We discuss to use SonarCloud for private project with paid Organization. And I have 2 questions about TERMS OF SERVICE FOR SONARCLOUD( https://sonarcloud.io/terms.pdf).
As for 7.1., I found the statement that “Company claims no intellectual property rights or licenses to any source code you upload or link to Service”. If we use SonarCloud, Dose sonarscanner run on our local PC and the only results of scan are uploaded to SonarQube DB on AWS? The source code that is the target of scan is uploaded to SonarQube DB or SonarQube server?
As for 7.3., I found that this statement that “Company does not pre-screen source code, but Company and its designees have the right (but not the obligation), at their sole discretion, to refuse or remove any source code that you have provided” According to this statement, it seems that you(sonarsource) refuse or remove source code at your sole discretion.
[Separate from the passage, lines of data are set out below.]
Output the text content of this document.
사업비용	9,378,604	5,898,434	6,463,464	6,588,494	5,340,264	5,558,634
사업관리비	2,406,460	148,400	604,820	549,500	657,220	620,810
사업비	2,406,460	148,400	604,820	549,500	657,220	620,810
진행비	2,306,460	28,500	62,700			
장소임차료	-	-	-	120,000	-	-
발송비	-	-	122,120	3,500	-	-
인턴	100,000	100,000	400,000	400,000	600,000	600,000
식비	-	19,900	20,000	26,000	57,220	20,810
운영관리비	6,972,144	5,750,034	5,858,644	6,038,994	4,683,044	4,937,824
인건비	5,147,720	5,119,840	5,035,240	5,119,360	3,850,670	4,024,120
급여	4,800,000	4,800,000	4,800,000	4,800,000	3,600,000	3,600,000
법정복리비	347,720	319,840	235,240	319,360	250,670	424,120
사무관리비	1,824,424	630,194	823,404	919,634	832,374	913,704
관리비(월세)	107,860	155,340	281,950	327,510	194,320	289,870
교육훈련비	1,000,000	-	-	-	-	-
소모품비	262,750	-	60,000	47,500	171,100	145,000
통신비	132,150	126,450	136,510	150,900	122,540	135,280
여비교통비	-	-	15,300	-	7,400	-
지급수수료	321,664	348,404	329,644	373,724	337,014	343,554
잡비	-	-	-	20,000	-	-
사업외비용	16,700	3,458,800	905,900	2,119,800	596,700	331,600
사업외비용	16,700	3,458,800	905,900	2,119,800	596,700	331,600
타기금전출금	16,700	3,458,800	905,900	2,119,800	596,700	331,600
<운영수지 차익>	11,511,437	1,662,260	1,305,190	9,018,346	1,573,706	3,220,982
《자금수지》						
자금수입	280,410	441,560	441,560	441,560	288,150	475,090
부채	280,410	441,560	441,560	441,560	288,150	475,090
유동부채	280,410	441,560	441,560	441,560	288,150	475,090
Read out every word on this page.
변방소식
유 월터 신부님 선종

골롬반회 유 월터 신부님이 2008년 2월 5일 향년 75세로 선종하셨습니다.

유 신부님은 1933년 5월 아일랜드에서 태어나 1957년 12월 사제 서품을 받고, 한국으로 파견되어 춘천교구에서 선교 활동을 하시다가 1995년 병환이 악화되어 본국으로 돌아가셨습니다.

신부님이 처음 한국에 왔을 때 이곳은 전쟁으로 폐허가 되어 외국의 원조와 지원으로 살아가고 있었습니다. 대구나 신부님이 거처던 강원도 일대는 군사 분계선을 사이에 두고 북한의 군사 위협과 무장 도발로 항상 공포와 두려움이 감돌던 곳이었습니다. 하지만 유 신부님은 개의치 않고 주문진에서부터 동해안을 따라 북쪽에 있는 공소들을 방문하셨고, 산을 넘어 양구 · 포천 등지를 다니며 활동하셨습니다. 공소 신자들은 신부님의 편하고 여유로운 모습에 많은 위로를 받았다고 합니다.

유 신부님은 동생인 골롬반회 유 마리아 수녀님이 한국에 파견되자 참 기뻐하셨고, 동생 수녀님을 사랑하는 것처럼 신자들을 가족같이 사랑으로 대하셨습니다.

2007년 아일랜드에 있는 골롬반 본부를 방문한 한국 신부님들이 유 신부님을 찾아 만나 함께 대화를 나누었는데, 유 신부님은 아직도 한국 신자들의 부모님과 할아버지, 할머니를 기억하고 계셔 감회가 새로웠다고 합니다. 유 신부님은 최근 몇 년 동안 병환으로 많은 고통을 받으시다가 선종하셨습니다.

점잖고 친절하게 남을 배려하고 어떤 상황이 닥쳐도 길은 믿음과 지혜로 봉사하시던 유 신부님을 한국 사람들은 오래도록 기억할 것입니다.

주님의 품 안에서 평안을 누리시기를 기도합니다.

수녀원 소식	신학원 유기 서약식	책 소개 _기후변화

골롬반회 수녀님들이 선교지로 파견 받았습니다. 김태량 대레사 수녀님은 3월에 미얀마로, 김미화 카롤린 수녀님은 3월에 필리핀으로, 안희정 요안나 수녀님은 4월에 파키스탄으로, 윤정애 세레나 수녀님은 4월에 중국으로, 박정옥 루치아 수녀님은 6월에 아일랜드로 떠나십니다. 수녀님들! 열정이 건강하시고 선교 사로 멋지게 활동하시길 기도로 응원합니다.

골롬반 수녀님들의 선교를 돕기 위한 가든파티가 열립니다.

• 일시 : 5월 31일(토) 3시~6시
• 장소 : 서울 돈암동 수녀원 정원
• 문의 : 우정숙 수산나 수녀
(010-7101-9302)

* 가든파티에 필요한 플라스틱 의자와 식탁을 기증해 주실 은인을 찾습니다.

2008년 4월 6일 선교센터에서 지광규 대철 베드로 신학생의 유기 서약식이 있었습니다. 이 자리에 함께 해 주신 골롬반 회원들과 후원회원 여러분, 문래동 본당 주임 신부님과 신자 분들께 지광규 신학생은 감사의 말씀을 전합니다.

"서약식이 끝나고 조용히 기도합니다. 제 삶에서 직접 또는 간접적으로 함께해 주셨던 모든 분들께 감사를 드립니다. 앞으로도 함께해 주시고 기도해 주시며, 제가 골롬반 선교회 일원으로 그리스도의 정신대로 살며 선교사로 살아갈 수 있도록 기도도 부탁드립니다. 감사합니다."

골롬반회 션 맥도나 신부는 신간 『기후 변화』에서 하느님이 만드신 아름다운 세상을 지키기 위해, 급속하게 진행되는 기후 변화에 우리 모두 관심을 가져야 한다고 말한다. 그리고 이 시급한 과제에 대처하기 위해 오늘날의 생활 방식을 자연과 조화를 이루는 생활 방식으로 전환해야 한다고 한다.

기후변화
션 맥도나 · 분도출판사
In what case, do you refuse or remove our source code?
For question 1, I have one more question. When we scan source code on SonarCloud, the scan runs on server? Can you tell me the flow of scanning source code? (The following flow is correct?)
sonar scanner runs on users’ local PC
The result of scan and source code are uploaded to SonarCloud DB
The result is reported on SonarQube server
For question 2, I understant that you don’t assume particular case.
I have one more question. I understant that the price (min : 10€/100K LoC, Month) is charged to the organization. If user in my team who is not belong to existing private organization for my team want to scan source code as another private project, is it necessary to pay for one more price?